Photo: Getty Images/ ONOKY - Eric Audras.
4 de janeiro de 2016

Que tal pensarmos sobre mitos atuais envolvendo a adoção de crianças por casais homossexuais? O que pesquisas recentes informam sobre o desenvolvimento dessas crianças?

A primeira adoção legal de uma criança por um casal homossexual ocorreu em 1986, no estado da Califórnia, nos Estados Unidos. Quase 30 anos depois deste fato, ainda coexistem diferentes legislações sobre o tema, a depender dos países e, em alguns casos, dos diferentes estados.

Qualquer que seja a norma vigente há, ainda, quem considere errado uma criança ser educada por um homossexual. E as consequências desse tipo de homofobia não recaem somente sobre o adulto, mas também sobre a criança que pode vivenciar situações de discriminação no seu dia a dia. As ideias e justificativas que geram atitudes contrárias à adoção de crianças por esses casais são, muitas vezes, oriundas de mitos.

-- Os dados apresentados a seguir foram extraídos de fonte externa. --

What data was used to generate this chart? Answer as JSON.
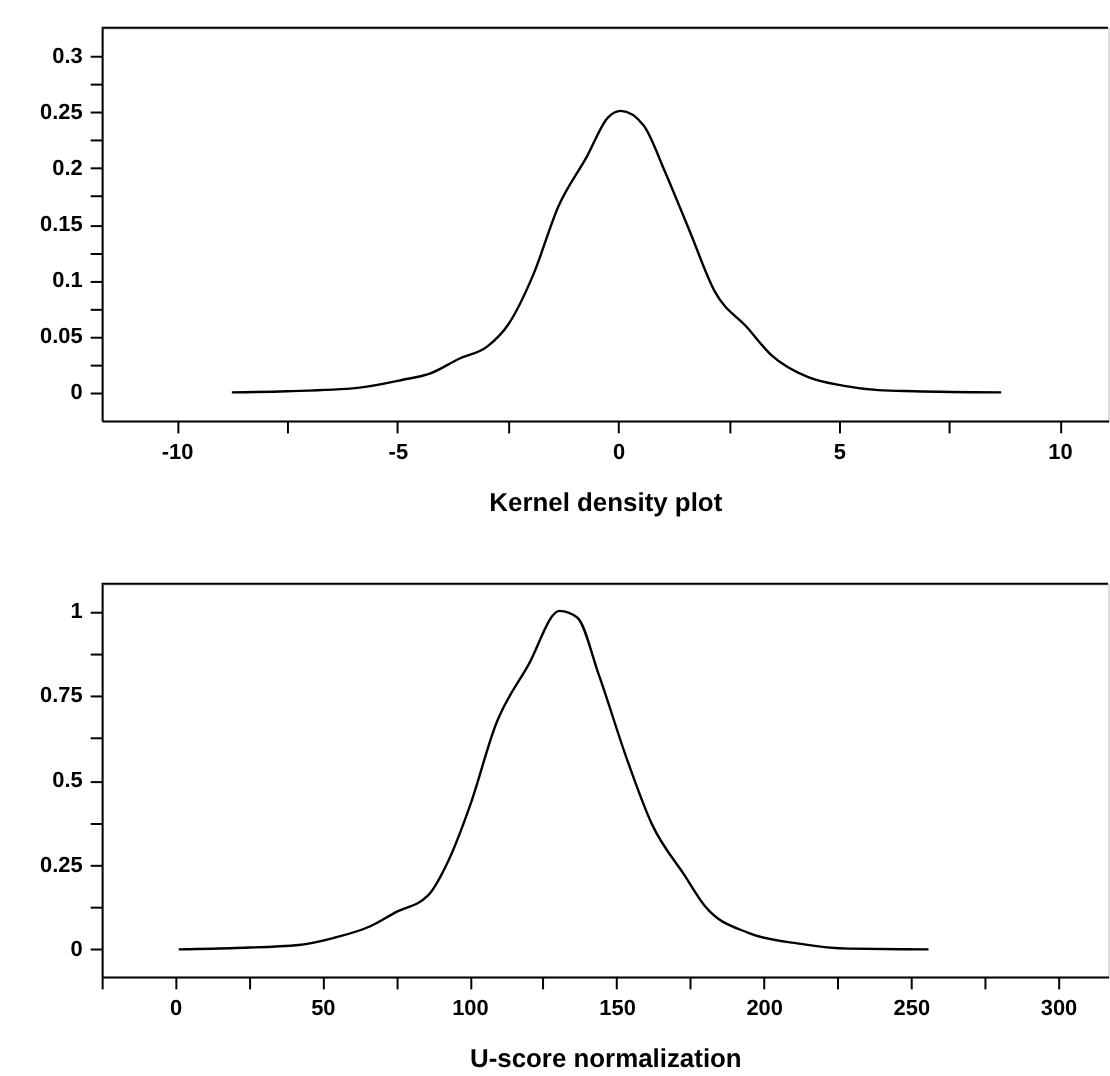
{
  "chart_data": [
    {
      "type": "line",
      "xlabel": "Kernel density plot",
      "x": [
        -8.75,
        -7.5,
        -5.9,
        -4.9,
        -4.25,
        -3.6,
        -2.96,
        -2.48,
        -1.92,
        -1.35,
        -0.71,
        -0.23,
        0.06,
        0.58,
        1.06,
        1.63,
        2.19,
        2.92,
        3.48,
        4.28,
        5.09,
        5.9,
        6.7,
        8.68
      ],
      "series": [
        {
          "color": "#000000",
          "values": [
            0,
            0.001,
            0.004,
            0.011,
            0.017,
            0.03,
            0.041,
            0.061,
            0.105,
            0.166,
            0.21,
            0.245,
            0.251,
            0.238,
            0.197,
            0.143,
            0.09,
            0.058,
            0.033,
            0.014,
            0.006,
            0.002,
            0.001,
            0
          ]
        }
      ],
      "xlim": [
        -11.7,
        11.1
      ],
      "ylim": [
        -0.025,
        0.325
      ],
      "xticks": [
        -10,
        {
          "value": -7.5,
          "label": null
        },
        -5,
        {
          "value": -2.5,
          "label": null
        },
        0,
        {
          "value": 2.5,
          "label": null
        },
        5,
        {
          "value": 7.5,
          "label": null
        },
        10
      ],
      "yticks": [
        0,
        {
          "value": 0.025,
          "label": null
        },
        0.05,
        {
          "value": 0.075,
          "label": null
        },
        0.1,
        {
          "value": 0.125,
          "label": null
        },
        0.15,
        {
          "value": 0.175,
          "label": null
        },
        0.2,
        {
          "value": 0.225,
          "label": null
        },
        0.25,
        {
          "value": 0.275,
          "label": null
        },
        0.3
      ],
      "line_style": "solid",
      "marker": "none"
    },
    {
      "type": "line",
      "xlabel": "U-score normalization",
      "x": [
        1.2,
        20.6,
        42,
        54,
        66.5,
        75,
        86,
        93,
        100.4,
        109,
        120,
        130.6,
        136.7,
        144,
        153.6,
        162,
        173,
        180,
        195,
        212,
        229,
        256
      ],
      "series": [
        {
          "color": "#000000",
          "values": [
            0,
            0.004,
            0.013,
            0.034,
            0.069,
            0.11,
            0.16,
            0.265,
            0.43,
            0.665,
            0.84,
            1.0,
            0.98,
            0.81,
            0.56,
            0.37,
            0.22,
            0.128,
            0.048,
            0.017,
            0.002,
            0
          ]
        }
      ],
      "xlim": [
        -25,
        317
      ],
      "ylim": [
        -0.08,
        1.08
      ],
      "xticks": [
        {
          "value": -25,
          "label": null
        },
        0,
        {
          "value": 25,
          "label": null
        },
        50,
        {
          "value": 75,
          "label": null
        },
        100,
        {
          "value": 125,
          "label": null
        },
        150,
        {
          "value": 175,
          "label": null
        },
        200,
        {
          "value": 225,
          "label": null
        },
        250,
        {
          "value": 275,
          "label": null
        },
        300
      ],
      "yticks": [
        0,
        {
          "value": 0.125,
          "label": null
        },
        0.25,
        {
          "value": 0.375,
          "label": null
        },
        0.5,
        {
          "value": 0.625,
          "label": null
        },
        0.75,
        {
          "value": 0.875,
          "label": null
        },
        1
      ],
      "line_style": "solid",
      "marker": "none"
    }
  ]
}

Estudos realizados pela Universidade de Cambridge, citados numa reportagem da revista Superinteressante, contribuem para desfazer alguns desses mitos. A reportagem apresenta e comenta 4  mitos, com o apoio também de outros estudos, e replicamos, a seguir, algumas das observações apresentadas  e depoimentos de pesquisadores.

Mito 1. “Os filhos serão gays” – Embora pareça lógico que isso ocorra, afinal eles vão crescer em um ambiente em que o padrão é o relacionamento homossexual, isso não ocorrerá necessariamente. Se fosse assim, seria difícil, por exemplo, explicar como filhos homossexuais podem nascer de famílias heteroparentais. Um estudo da Universidade Cambridge comparou filhos de mães homossexuais com filhos de mães héteros e não encontrou nenhuma diferença significativa entre os dois grupos quanto à identificação como homossexuais. Mas isso não quer dizer que não existam algumas diferenças. As famílias homoparentais vivem num ambiente mais aberto à diversidade. “Se você cresce com dois pais do mesmo sexo e vê amor e carinho entre eles, você não vê nada de estranho nisso”, conta Arlene Lev, professora da Universidade de Albany. Mas a influência para por aí. Ou seja, não dá para afirmar que a orientação sexual dos pais tenha o poder de definir a dos filhos.

Mito 2. “Eles precisam da figura de um pai e de uma mãe”
– Filhos de homossexuais não são os únicos que crescem sem um dos pais. Durante a 2ª Guerra Mundial, estima-se que 183 mil crianças americanas perderam os pais. No Brasil, 17,4% das famílias são formadas por mulheres solteiras com filhos. Na verdade, os papéis masculino e feminino continuam presentes como referência mesmo que não seja nos pais. “É importante que a criança tenha contato com os dois sexos. Mas pode ser alguém significativo à criança, como uma avó”, explica Mariana Farias. Se há uma diferença, ela é positiva. “Crianças criadas por homossexuais são menos influenciadas por brincadeiras estereotipadas como masculinas ou femininas”, diz Arlene Lev. Uma pesquisa feita com 56 crianças de pais homossexuais e 48 filhos de héteros apontou a maior probabilidade de meninas brincarem com armas ou caminhões. Brincam sem as amarras dos estereótipos e dos preconceitos.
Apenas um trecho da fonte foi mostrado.